Yet at the same time, these are the things I’m proud of. What I’m not exactly thrilled about is my awkward conversations preplanned in my mind and the other person not following the script. I suppose it is all part of growing up and moving on, making memories and having fun, falling down and getting up.
I am a maladroit, both clumsy and dorky!
Throughout my life along with my enormous feet, I’ve tripped over many rocks. I’ve gotten hit in the face numerous times by soccer balls. I’ve run into several walls and even got my head stuck between the rails once.
All these stumbling incidents ran through my mind when I got into the Year 9 classroom of Samoa College. I was worried of my unsuppressed clumsiness and lack of finesse that people would find me independently annoying, weirded-out and probably distance themselves from me.
I do crave connecting socially with people through topics I enjoy, but at the same time cautious about revealing too much about myself to friends, in case it would scare them off.
It’s now been eight weeks of school and I don’t understand what I was so nervous about. High school is a lot like real life. I’ve made new friends who accept me for me, as I do them.
I’ve embraced my peculiarity and have met people just as uncoordinated as I am! I have gained self- confidence in my perks and flaws, because no one is perfect. I am also emotionally untethered to the fact that I am namelessly invisible to many people in school, but that is okay. I have changed my mentality of thinking to suit my surroundings.
If we focus only on the black dot (problem/flaw) in the middle of a white paper we forget to recognize the white (the good things). This can lead us to never feel good enough as I once did.
So far, I have learned that freshman year is a time for growth.

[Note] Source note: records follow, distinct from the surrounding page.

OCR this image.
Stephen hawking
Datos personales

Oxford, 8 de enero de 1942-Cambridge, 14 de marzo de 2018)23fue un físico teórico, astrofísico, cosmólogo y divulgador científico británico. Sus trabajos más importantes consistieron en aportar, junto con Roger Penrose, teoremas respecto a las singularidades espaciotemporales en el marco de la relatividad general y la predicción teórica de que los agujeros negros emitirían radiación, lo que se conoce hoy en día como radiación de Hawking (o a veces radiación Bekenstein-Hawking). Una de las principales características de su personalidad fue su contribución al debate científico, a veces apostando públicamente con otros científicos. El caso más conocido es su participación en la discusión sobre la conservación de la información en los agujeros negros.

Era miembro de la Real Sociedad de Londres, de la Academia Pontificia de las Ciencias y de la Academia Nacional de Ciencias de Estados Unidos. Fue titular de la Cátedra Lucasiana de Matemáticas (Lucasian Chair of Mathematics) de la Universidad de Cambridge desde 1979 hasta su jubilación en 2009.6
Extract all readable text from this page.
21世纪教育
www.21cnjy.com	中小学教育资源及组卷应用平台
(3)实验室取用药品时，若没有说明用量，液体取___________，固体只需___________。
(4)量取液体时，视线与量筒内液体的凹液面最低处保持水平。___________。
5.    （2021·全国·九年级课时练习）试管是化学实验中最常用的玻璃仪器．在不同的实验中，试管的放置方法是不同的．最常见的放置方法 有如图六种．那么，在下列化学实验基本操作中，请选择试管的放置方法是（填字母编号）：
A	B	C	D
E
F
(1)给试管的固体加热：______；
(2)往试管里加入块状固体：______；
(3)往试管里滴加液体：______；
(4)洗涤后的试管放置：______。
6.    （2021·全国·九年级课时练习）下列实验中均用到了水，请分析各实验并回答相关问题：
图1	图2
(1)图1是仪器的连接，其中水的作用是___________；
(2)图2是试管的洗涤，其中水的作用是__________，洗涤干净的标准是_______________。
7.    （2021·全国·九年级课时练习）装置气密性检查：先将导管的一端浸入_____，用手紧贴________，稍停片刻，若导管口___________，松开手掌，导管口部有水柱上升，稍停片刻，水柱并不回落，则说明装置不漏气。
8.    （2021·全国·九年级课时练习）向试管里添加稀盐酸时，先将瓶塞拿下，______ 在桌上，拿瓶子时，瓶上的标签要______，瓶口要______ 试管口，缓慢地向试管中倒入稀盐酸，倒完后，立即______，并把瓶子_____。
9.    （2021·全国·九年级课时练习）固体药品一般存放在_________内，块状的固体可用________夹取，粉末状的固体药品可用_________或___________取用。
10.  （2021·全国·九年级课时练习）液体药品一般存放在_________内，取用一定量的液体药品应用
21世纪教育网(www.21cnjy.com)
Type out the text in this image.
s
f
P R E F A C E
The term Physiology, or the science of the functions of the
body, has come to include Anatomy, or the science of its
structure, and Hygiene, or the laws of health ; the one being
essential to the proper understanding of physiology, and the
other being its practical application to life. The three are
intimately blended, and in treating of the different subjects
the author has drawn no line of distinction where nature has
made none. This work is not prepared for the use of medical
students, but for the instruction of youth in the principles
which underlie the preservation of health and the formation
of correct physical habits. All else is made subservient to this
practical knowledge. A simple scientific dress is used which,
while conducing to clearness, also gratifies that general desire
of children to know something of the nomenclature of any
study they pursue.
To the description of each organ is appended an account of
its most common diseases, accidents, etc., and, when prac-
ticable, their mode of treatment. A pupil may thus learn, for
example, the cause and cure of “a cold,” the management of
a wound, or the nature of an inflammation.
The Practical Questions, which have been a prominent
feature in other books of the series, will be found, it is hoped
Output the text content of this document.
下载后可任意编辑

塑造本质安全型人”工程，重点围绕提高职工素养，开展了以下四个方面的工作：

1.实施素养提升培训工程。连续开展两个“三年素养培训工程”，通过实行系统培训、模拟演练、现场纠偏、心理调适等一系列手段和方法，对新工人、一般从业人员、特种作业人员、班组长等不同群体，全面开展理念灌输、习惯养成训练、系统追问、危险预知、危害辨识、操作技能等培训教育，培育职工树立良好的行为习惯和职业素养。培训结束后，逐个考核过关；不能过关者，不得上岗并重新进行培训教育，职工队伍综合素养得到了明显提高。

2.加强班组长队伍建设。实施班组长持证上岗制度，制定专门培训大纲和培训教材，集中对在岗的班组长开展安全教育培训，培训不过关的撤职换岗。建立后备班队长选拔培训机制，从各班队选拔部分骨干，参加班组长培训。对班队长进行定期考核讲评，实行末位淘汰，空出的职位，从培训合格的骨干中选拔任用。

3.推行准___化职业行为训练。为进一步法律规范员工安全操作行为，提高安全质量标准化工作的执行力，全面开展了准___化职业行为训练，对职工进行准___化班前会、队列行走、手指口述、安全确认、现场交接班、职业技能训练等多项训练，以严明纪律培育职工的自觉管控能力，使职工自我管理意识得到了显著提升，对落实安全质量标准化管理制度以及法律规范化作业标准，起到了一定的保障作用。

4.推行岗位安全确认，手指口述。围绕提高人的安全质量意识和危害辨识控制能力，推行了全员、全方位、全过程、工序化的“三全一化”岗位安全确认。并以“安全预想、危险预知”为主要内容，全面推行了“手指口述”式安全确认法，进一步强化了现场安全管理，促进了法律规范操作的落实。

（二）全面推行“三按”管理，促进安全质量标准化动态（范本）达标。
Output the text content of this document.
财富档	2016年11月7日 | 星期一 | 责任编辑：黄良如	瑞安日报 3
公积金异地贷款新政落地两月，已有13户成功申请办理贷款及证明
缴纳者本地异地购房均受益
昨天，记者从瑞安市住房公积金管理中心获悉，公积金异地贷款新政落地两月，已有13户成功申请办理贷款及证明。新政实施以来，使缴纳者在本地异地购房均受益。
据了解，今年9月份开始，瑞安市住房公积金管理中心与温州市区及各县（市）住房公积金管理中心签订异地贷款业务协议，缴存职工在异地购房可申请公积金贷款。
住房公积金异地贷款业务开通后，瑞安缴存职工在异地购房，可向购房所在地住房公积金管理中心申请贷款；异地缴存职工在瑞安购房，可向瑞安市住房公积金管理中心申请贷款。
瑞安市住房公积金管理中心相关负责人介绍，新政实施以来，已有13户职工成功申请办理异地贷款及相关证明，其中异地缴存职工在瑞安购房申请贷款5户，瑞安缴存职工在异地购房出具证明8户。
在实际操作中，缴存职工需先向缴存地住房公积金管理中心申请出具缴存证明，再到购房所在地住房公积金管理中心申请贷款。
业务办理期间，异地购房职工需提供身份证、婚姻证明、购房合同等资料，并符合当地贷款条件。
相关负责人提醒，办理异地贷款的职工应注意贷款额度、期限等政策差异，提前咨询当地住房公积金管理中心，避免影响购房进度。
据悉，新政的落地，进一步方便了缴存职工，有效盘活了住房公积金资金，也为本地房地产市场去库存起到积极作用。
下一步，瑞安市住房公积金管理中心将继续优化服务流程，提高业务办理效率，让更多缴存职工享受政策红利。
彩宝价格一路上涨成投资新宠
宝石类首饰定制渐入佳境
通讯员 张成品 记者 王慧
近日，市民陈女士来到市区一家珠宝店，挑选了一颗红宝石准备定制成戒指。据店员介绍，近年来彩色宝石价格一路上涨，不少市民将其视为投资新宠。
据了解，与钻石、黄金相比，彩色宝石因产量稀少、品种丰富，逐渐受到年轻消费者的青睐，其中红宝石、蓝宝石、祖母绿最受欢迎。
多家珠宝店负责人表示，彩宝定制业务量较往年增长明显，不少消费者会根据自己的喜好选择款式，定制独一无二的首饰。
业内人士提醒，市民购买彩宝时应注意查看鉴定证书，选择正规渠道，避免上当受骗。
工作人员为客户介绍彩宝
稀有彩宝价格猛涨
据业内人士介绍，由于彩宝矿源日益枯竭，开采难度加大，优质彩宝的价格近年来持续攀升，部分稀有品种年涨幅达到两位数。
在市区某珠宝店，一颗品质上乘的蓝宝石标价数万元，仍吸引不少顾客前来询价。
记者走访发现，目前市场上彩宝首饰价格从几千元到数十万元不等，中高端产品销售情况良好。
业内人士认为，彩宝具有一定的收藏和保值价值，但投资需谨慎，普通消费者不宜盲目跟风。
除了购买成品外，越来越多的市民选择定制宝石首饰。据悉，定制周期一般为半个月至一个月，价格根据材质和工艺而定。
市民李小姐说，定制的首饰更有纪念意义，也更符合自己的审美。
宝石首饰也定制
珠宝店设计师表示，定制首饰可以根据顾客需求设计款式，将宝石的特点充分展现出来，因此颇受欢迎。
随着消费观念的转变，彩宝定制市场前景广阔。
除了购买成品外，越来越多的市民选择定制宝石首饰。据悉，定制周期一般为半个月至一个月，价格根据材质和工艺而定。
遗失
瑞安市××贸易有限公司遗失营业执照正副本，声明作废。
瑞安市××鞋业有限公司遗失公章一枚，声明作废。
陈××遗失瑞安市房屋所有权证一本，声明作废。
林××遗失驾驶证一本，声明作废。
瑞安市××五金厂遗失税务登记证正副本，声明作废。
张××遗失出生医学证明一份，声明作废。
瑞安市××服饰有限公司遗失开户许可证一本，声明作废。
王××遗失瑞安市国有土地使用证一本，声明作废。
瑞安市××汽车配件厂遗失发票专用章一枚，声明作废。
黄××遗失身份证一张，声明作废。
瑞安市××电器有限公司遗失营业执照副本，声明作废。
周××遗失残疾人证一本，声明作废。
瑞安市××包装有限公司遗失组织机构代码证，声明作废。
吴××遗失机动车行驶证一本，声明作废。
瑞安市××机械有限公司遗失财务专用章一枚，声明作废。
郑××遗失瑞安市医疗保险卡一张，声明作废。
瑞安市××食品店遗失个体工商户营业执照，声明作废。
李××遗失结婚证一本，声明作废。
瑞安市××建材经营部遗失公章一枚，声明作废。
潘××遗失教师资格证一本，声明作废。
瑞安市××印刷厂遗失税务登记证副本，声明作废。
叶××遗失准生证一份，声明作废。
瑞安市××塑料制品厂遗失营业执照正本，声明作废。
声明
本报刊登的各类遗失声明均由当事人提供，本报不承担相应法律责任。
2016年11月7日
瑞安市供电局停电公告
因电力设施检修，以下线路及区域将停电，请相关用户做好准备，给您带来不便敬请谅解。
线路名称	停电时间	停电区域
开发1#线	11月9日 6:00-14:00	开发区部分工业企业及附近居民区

As a freshman, I am never bored, always curious to learn and usually look at any challenge as an opportunity to grow. This first quarter, I began to notice things about how other students act, how rumors spread and how smart kids make stupid choices and lots of mistakes.
Each encounter has become an adventure that I will gradually share with you all.
My trials at school, is just the beginning of a journey that will define me.